Die Wanderung führt durch die niederrheinische Bruchlandschaft nach Stenden, dort nimmt die Gruppe an der Frühmesse in St. Thomas um 8 Uhr teil, die als eine Art Sondergottesdienst extra für die Maibrüder abgehalten wird. Anschließend folgt das Frühstück in der Gaststätte Haus Backes. Dabei gelten feststehende Rituale. "Es gibt Brot, Butter und Enteneier", berichtet Heithoff. "Aufschnitt- oder Käseplatten" seien nicht erwünscht. Tradition ist halt Tradition.

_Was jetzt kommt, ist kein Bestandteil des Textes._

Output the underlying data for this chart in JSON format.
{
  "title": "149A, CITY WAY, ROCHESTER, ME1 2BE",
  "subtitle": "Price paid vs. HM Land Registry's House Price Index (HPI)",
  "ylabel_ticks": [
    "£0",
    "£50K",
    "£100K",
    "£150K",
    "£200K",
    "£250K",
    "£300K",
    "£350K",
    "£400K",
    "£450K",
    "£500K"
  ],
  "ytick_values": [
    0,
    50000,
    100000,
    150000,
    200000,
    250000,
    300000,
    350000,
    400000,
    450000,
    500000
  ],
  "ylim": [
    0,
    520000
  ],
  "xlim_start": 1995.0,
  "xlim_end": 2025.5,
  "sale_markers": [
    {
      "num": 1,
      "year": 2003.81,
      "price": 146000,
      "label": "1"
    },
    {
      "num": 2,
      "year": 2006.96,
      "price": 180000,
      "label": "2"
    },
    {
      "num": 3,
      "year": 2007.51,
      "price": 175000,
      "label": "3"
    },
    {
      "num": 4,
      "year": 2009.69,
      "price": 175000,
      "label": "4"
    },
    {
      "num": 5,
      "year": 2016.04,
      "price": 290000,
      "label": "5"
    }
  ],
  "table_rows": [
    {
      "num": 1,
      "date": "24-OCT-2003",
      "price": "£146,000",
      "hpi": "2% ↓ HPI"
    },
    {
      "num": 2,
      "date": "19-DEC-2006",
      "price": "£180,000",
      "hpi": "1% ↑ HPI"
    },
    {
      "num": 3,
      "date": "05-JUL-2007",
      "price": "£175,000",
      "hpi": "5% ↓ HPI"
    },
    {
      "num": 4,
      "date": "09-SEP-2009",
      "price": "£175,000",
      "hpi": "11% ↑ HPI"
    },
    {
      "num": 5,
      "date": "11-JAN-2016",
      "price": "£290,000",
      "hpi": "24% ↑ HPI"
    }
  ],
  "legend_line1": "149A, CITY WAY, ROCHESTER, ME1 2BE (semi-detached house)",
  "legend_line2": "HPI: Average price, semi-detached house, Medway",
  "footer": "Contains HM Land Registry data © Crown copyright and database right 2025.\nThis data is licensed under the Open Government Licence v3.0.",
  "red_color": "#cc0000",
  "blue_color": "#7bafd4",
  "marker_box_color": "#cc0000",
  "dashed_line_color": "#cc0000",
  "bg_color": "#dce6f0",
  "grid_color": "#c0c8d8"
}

Und die Festschrift gibt denn auch Auskunft darüber, wie schwierig es sei Enteneier in guter Qualität und in der erforderlichen Anzahl zu bekommen, schließlich stehen jedem Mitglied mehrere Enteneier zu.

Es gibt einen zuvor gewählten "Oberkoch", aktuell ist es Gregor Goetzens, dessen Aufgabe in der kritisch beäugten Zubereitung der Enteneier besteht. Seine Kochaktivitäten werden durch diverse spaßige Störmanöver immer wieder unterbrochen, bei denen auch das eine oder andere alkoholische Getränk eine Rolle spielt. Aufgabe des Präsidenten ist es schließlich, dafür zu sorgen, dass der Rückweg rechtzeitig angetreten wird. Gegen 13 Uhr soll sich die Gruppe wieder auf St. Huberter Gebiet befinden, wo in der Gaststätte "Waldschenke" im Schadbruch der Ausklang stattfindet.

Die Gemeinschaft besteht aktuell aus 30 Männern im Alter zwischen 28 und 92 Jahren. Wer in die Gruppe aufgenommen werden will, muss sich kurz bewerben. Seit jeher wird über die Aufnahme in geheimer Wahl mithilfe von weißen oder schwarzen Bohnen entschieden, "Ballotage" nennt sich dieses Ritual. "Es ist aber schon lange niemand mehr abgelehnt worden", sagt Heithoff, allerdings sollten es nicht mehr wesentlich mehr als 30 Personen werden, damit eine gewisse Vertrautheit in der Gruppe erhalten bleiben kann.